According to NASA experts EPIC is placed aboard agency’s Deep Space Climate Observatory (DSCOVR), which orbits the sun about 1 million miles from Earth. This huge distance makes it a perfect point to capture earth’s sunlit area every two hours.
The agency has even released a video showing how this location of EPIC allows it to captures some distinct features of earth like its clouds, particulates in the air or volcanic ash clouds. It also details about the energy budget of the planet. This information is of very much importance to scientists as it helps to prepare climate models.
The recent images sent by EPIC were released today at the annual meeting of the American Geophysical Union. “We've accustomed to see images of earth from space.
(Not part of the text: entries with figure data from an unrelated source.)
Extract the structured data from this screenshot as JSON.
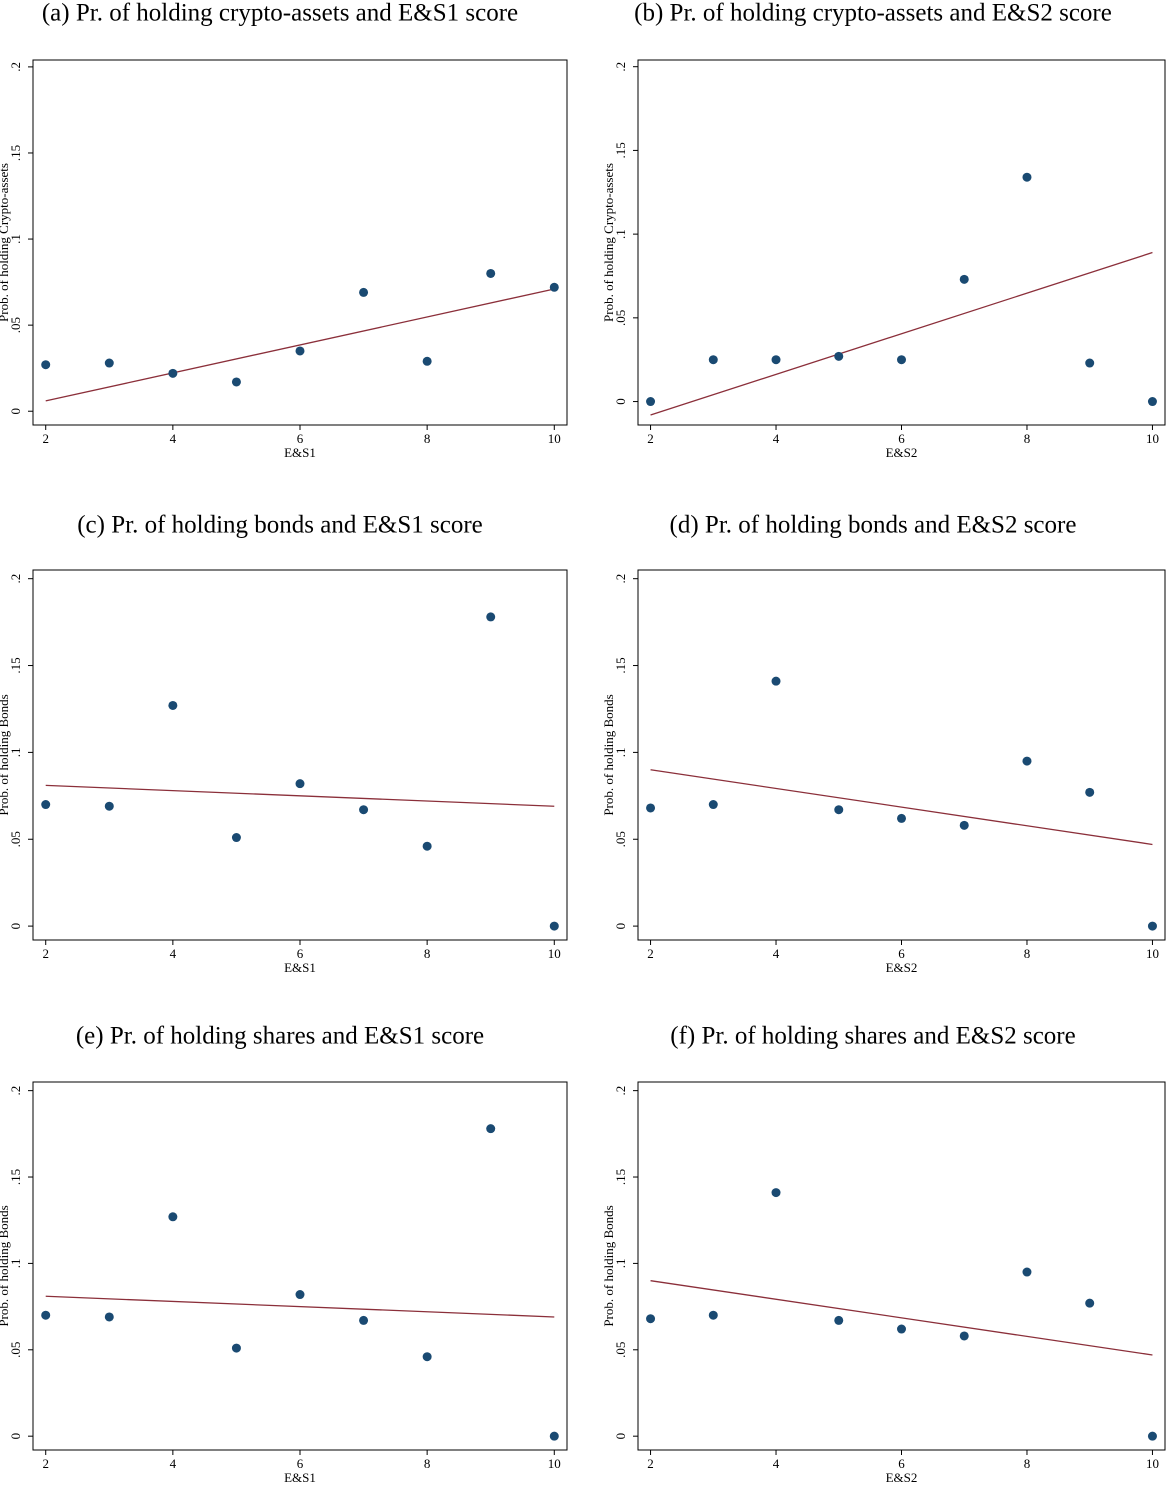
{
  "chart_data": [
    {
      "type": "scatter",
      "title": "(a) Pr. of holding crypto-assets and E&S1 score",
      "x_label": "E&S1",
      "y_label": "Prob. of holding Crypto-assets",
      "x": [
        2,
        3,
        4,
        5,
        6,
        7,
        8,
        9,
        10
      ],
      "values": [
        0.027,
        0.028,
        0.022,
        0.017,
        0.035,
        0.069,
        0.029,
        0.08,
        0.072
      ],
      "color": "#1a4a72",
      "fit": {
        "x": [
          2,
          10
        ],
        "values": [
          0.006,
          0.071
        ],
        "color": "#8b2f3a"
      },
      "xlim": [
        1.8,
        10.2
      ],
      "ylim": [
        -0.008,
        0.204
      ],
      "xticks": [
        2,
        4,
        6,
        8,
        10
      ],
      "yticks": [
        0,
        {
          "value": 0.05,
          "label": ".05"
        },
        {
          "value": 0.1,
          "label": ".1"
        },
        {
          "value": 0.15,
          "label": ".15"
        },
        {
          "value": 0.2,
          "label": ".2"
        }
      ]
    },
    {
      "type": "scatter",
      "title": "(b) Pr. of holding crypto-assets and E&S2 score",
      "x_label": "E&S2",
      "y_label": "Prob. of holding Crypto-assets",
      "x": [
        2,
        3,
        4,
        5,
        6,
        7,
        8,
        9,
        10
      ],
      "values": [
        0,
        0.025,
        0.025,
        0.027,
        0.025,
        0.073,
        0.134,
        0.023,
        0
      ],
      "color": "#1a4a72",
      "fit": {
        "x": [
          2,
          10
        ],
        "values": [
          -0.008,
          0.089
        ],
        "color": "#8b2f3a"
      },
      "xlim": [
        1.8,
        10.2
      ],
      "ylim": [
        -0.014,
        0.204
      ],
      "xticks": [
        2,
        4,
        6,
        8,
        10
      ],
      "yticks": [
        0,
        {
          "value": 0.05,
          "label": ".05"
        },
        {
          "value": 0.1,
          "label": ".1"
        },
        {
          "value": 0.15,
          "label": ".15"
        },
        {
          "value": 0.2,
          "label": ".2"
        }
      ]
    },
    {
      "type": "scatter",
      "title": "(c) Pr. of holding bonds and E&S1 score",
      "x_label": "E&S1",
      "y_label": "Prob. of holding Bonds",
      "x": [
        2,
        3,
        4,
        5,
        6,
        7,
        8,
        9,
        10
      ],
      "values": [
        0.07,
        0.069,
        0.127,
        0.051,
        0.082,
        0.067,
        0.046,
        0.178,
        0
      ],
      "color": "#1a4a72",
      "fit": {
        "x": [
          2,
          10
        ],
        "values": [
          0.081,
          0.069
        ],
        "color": "#8b2f3a"
      },
      "xlim": [
        1.8,
        10.2
      ],
      "ylim": [
        -0.008,
        0.205
      ],
      "xticks": [
        2,
        4,
        6,
        8,
        10
      ],
      "yticks": [
        0,
        {
          "value": 0.05,
          "label": ".05"
        },
        {
          "value": 0.1,
          "label": ".1"
        },
        {
          "value": 0.15,
          "label": ".15"
        },
        {
          "value": 0.2,
          "label": ".2"
        }
      ]
    },
    {
      "type": "scatter",
      "title": "(d) Pr. of holding bonds and E&S2 score",
      "x_label": "E&S2",
      "y_label": "Prob. of holding Bonds",
      "x": [
        2,
        3,
        4,
        5,
        6,
        7,
        8,
        9,
        10
      ],
      "values": [
        0.068,
        0.07,
        0.141,
        0.067,
        0.062,
        0.058,
        0.095,
        0.077,
        0
      ],
      "color": "#1a4a72",
      "fit": {
        "x": [
          2,
          10
        ],
        "values": [
          0.09,
          0.047
        ],
        "color": "#8b2f3a"
      },
      "xlim": [
        1.8,
        10.2
      ],
      "ylim": [
        -0.008,
        0.205
      ],
      "xticks": [
        2,
        4,
        6,
        8,
        10
      ],
      "yticks": [
        0,
        {
          "value": 0.05,
          "label": ".05"
        },
        {
          "value": 0.1,
          "label": ".1"
        },
        {
          "value": 0.15,
          "label": ".15"
        },
        {
          "value": 0.2,
          "label": ".2"
        }
      ]
    },
    {
      "type": "scatter",
      "title": "(e) Pr. of holding shares and E&S1 score",
      "x_label": "E&S1",
      "y_label": "Prob. of holding Bonds",
      "x": [
        2,
        3,
        4,
        5,
        6,
        7,
        8,
        9,
        10
      ],
      "values": [
        0.07,
        0.069,
        0.127,
        0.051,
        0.082,
        0.067,
        0.046,
        0.178,
        0
      ],
      "color": "#1a4a72",
      "fit": {
        "x": [
          2,
          10
        ],
        "values": [
          0.081,
          0.069
        ],
        "color": "#8b2f3a"
      },
      "xlim": [
        1.8,
        10.2
      ],
      "ylim": [
        -0.008,
        0.205
      ],
      "xticks": [
        2,
        4,
        6,
        8,
        10
      ],
      "yticks": [
        0,
        {
          "value": 0.05,
          "label": ".05"
        },
        {
          "value": 0.1,
          "label": ".1"
        },
        {
          "value": 0.15,
          "label": ".15"
        },
        {
          "value": 0.2,
          "label": ".2"
        }
      ]
    },
    {
      "type": "scatter",
      "title": "(f) Pr. of holding shares and E&S2 score",
      "x_label": "E&S2",
      "y_label": "Prob. of holding Bonds",
      "x": [
        2,
        3,
        4,
        5,
        6,
        7,
        8,
        9,
        10
      ],
      "values": [
        0.068,
        0.07,
        0.141,
        0.067,
        0.062,
        0.058,
        0.095,
        0.077,
        0
      ],
      "color": "#1a4a72",
      "fit": {
        "x": [
          2,
          10
        ],
        "values": [
          0.09,
          0.047
        ],
        "color": "#8b2f3a"
      },
      "xlim": [
        1.8,
        10.2
      ],
      "ylim": [
        -0.008,
        0.205
      ],
      "xticks": [
        2,
        4,
        6,
        8,
        10
      ],
      "yticks": [
        0,
        {
          "value": 0.05,
          "label": ".05"
        },
        {
          "value": 0.1,
          "label": ".1"
        },
        {
          "value": 0.15,
          "label": ".15"
        },
        {
          "value": 0.2,
          "label": ".2"
        }
      ]
    }
  ]
}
But full earth views have only been seen by astronauts on their way to the moon, and handful of retreating probes, like Galileo, as they peered back toward home for the last time”, says the new video produced at the NASA Goddard Spaceflight Center.
The video explained that there are several satellites that are presently orbiting earth and provide HD images of the planet every day. But as these satellites are very close, they cannot capture earth’s entire face all at once. These satellites have to take several images as they revolve in the orbit around earth.
Jay Herman, EPIC instrument lead investigator at Goddard, said in a statement that using the data sent by EPIC scientists could see storms or clouds of dust as they move across the planet.